The Housing Crisis Ripples Across the Web

It’s hard these days to be a homeowner. The housing-turned-credit crisis has sharply lowered home values across the country, and the proposed solutions have focused more on major industry players than on deed holders. This week, the New York Times reports that Bernanke’s newest innovation is to lower mortgage rates to a level last seen around the time JFK was sworn in — but it would not apply to current residents looking to refinance. Yes, it’s a bleak time for homeowners, and for the businesses that depend on them. As a bellwether of the industry at large, both Home Depot and Lowes are underperforming their annual trend of site traffic from last year.

Even though absolute volume of visitors to each site is greater than last year, a 4-month comparison of month-to-month changes shows negative movement for both home improvement giants when last year that movement was better, if not positive. This trend suggests fewer homeowners are able to shop for home improvement products, let alone spend money toward them. In July, those items were more geared to summer amenities such as dehumidifier, air conditioner and ceiling fans; in October, the products of the season were warmer: insulation, fireplace and heaters.

The site conversion data supports this case. Total transactions on HomeDepot.com and Lowes.com are down from October last year, by 28% and 37% respectively.

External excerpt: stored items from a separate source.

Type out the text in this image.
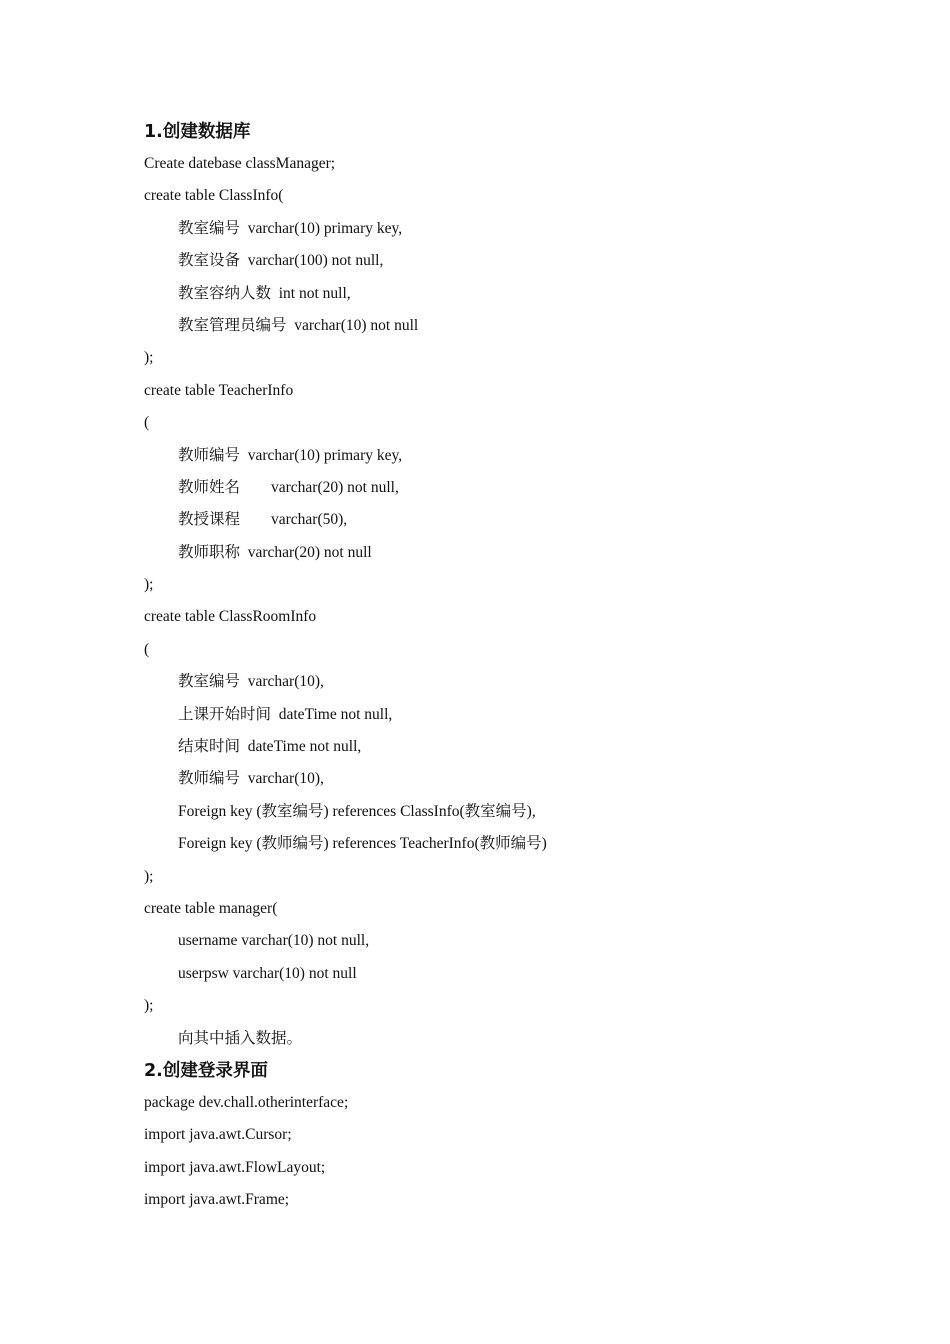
1.创建数据库
Create datebase classManager;
create table ClassInfo(
教室编号  varchar(10) primary key,
教室设备  varchar(100) not null,
教室容纳人数  int not null,
教室管理员编号  varchar(10) not null
);
create table TeacherInfo
(
教师编号  varchar(10) primary key,
教师姓名        varchar(20) not null,
教授课程        varchar(50),
教师职称  varchar(20) not null
);
create table ClassRoomInfo
(
教室编号  varchar(10),
上课开始时间  dateTime not null,
结束时间  dateTime not null,
教师编号  varchar(10),
Foreign key (教室编号) references ClassInfo(教室编号),
Foreign key (教师编号) references TeacherInfo(教师编号)
);
create table manager(
username varchar(10) not null,
userpsw varchar(10) not null
);
向其中插入数据。
2.创建登录界面
package dev.chall.otherinterface;
import java.awt.Cursor;
import java.awt.FlowLayout;
import java.awt.Frame;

An assessment of month-over-month change tells a worse story: last October, each site almost doubled the number of transactions from September; this October, both Home Depot and Lowes saw that number dip. As the housing market declines, it will become increasingly difficult to turn around sales for these home-focused companies. And while they will likely outlast the economic downturn, it is uncertain how much time that will take.